By Doug Paul on Apr 15, 2012
There's a simple process at work, one that people have been using in the Church for thousands and thousands of years.
This past weekend I get to speak at a fairly large worship service.
That’s not really terribly significant or novel, but more to the point, I hadn’t done this in over a year. Sure, in my work with 3DM I’m regularly teaching groups of leaders, but it’s not really content I’ve developed for a specific Sunday, from a specific passage, for a specific group of people. I really enjoyed it quite a bit and it was a reminder that it’s one thing I miss doing on a regular basis. That being said, I’m quite content with the season God has me in right now.
But it did get me thinking about how I learned to teach in the first place.
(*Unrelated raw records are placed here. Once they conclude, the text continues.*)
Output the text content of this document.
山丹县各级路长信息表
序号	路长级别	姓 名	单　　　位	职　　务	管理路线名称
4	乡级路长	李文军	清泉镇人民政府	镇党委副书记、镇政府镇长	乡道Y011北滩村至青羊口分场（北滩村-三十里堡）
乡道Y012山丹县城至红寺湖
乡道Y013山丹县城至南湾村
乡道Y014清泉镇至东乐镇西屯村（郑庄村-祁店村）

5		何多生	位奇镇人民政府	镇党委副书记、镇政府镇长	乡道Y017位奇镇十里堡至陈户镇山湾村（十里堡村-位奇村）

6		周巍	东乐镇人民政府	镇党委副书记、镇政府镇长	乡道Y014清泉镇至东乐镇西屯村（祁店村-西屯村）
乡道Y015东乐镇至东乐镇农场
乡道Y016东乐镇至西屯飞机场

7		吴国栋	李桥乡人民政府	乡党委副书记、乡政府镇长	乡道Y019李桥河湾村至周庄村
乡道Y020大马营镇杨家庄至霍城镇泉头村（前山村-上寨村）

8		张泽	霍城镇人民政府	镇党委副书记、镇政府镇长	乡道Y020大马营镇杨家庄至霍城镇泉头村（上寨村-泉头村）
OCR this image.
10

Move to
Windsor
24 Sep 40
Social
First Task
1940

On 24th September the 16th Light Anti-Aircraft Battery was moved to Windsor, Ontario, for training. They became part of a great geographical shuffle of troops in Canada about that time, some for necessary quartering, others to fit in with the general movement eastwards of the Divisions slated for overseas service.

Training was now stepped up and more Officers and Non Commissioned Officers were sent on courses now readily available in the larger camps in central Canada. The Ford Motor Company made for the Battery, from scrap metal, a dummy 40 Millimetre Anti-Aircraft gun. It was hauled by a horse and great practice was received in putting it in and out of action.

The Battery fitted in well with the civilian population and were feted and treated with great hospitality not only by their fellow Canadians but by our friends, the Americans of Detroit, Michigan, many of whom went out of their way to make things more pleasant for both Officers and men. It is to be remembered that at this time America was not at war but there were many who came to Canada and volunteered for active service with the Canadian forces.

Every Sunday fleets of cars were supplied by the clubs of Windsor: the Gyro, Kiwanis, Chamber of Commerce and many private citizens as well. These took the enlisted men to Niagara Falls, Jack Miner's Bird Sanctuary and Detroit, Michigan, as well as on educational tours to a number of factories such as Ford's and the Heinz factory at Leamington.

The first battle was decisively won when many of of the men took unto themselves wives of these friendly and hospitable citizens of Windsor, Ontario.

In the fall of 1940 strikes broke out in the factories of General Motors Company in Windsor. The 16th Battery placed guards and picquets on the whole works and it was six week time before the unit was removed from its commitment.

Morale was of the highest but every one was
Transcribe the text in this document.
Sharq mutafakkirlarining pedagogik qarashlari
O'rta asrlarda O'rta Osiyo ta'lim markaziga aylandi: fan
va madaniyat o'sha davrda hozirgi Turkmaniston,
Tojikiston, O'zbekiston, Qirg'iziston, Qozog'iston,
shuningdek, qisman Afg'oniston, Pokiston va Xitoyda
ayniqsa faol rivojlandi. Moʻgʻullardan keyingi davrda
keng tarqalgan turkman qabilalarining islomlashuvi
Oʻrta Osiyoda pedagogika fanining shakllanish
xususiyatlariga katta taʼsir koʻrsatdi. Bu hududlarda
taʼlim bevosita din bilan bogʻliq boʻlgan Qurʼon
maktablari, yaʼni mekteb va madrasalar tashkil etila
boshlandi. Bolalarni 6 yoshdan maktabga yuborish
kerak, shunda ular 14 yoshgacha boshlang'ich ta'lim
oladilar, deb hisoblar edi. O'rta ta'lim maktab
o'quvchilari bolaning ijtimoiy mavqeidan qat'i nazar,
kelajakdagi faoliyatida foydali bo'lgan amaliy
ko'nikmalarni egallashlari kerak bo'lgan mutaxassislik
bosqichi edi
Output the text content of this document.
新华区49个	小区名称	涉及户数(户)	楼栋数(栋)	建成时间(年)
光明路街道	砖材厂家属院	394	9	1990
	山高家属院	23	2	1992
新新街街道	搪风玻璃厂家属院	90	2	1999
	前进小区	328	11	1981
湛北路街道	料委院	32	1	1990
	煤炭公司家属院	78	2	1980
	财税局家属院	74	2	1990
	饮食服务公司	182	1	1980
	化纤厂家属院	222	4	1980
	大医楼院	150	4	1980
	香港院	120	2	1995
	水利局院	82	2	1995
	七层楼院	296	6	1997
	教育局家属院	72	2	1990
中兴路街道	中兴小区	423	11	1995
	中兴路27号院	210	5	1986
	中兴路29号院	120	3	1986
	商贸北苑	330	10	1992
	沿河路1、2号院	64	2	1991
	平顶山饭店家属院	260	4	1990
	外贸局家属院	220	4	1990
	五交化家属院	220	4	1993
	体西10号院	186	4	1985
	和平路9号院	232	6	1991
You see, like every pastor, there was once a time when I never regularly taught in front of large groups of people. But somewhere along the way I had to learn a skill set that was slightly unfamiliar to me, and over time it was one that I got better at (and hopefully continue to develop even now). But as I was thinking about it this weekend, a few things stood out to me:
- I learned to teach by listening to one particular pastor quite a bit. This particular person had a teaching that did a lot in bringing me to faith and opened up the Gospels and the narrative scriptures in ways I’d never seen before. His rhetorical style was different. His diction was different. The way he told jokes, structured the sermon, even moved on stage…everything about it really captivated me. And this was the person whom I started to sound like when I began to teach.
- The more I taught, the better I got. I know, this isn’t a terribly revelatory statement. But it’s really true. What Malcolm Gladwell says about putting in your 10,000 hours really does work. For the first five years I was a pastor (maybe even longer), I was teaching between 40-50 Sundays a year. The first teaching I ever gave, my sister stopped counting the number of times I said “like” at 46. (Yes, it’s humiliating even now, all these years later.)
- People recognized someone else in me. The first few years I was teaching, people would often say, “Wow, you really sound like (insert name of person I was listening to a lot).” That got really annoying. But they were definitely right.
- But I found my own voice. It took some time. It took a lot of practice. It took being exposed in large doses to a few other really gifted teachers. But eventually, I found a style, a structure, a process and a voice that were truly me. But funny thing: You can still hear the traces of that first teacher, even while hearing a teaching that is definitely “me.” And now…honestly…I don’t really care.
What I came to see is that a very simple process was at work, but one that people have been using in the Church for thousands and thousands of years to pass down certain skill sets.
- First was information: I read books on rhetorical theory. Commentaries. I asked lots of questions. Researched. Critiqued. Found out which people I thought were worth getting solid resources and information from about this skill set.
- Second was imitation. I found someone who truly embodied what I was looking for. I studied him. Listened to him. Practiced like him. Prepared like him. Read the same books. Copied his diction and style. Even used a few of his teachings, from soup to nuts.
- Last was innovation. After building a solid foundation, I got to a place of competence in the skill that allowed me to innovate on all that I had learned and imitated and I developed a voice that was true to me. And actually, the fact that there are traces of a few people in me that people can recognize every once in a while speaks to a lengthy process of healthy development.
So here’s my thought: If that’s what it took to learn to teach well…what would that process look like for other things? Like building teams and multiplying leaders? Discipling people? Reproducing missional communities? Planting churches? Starting reproducible movements?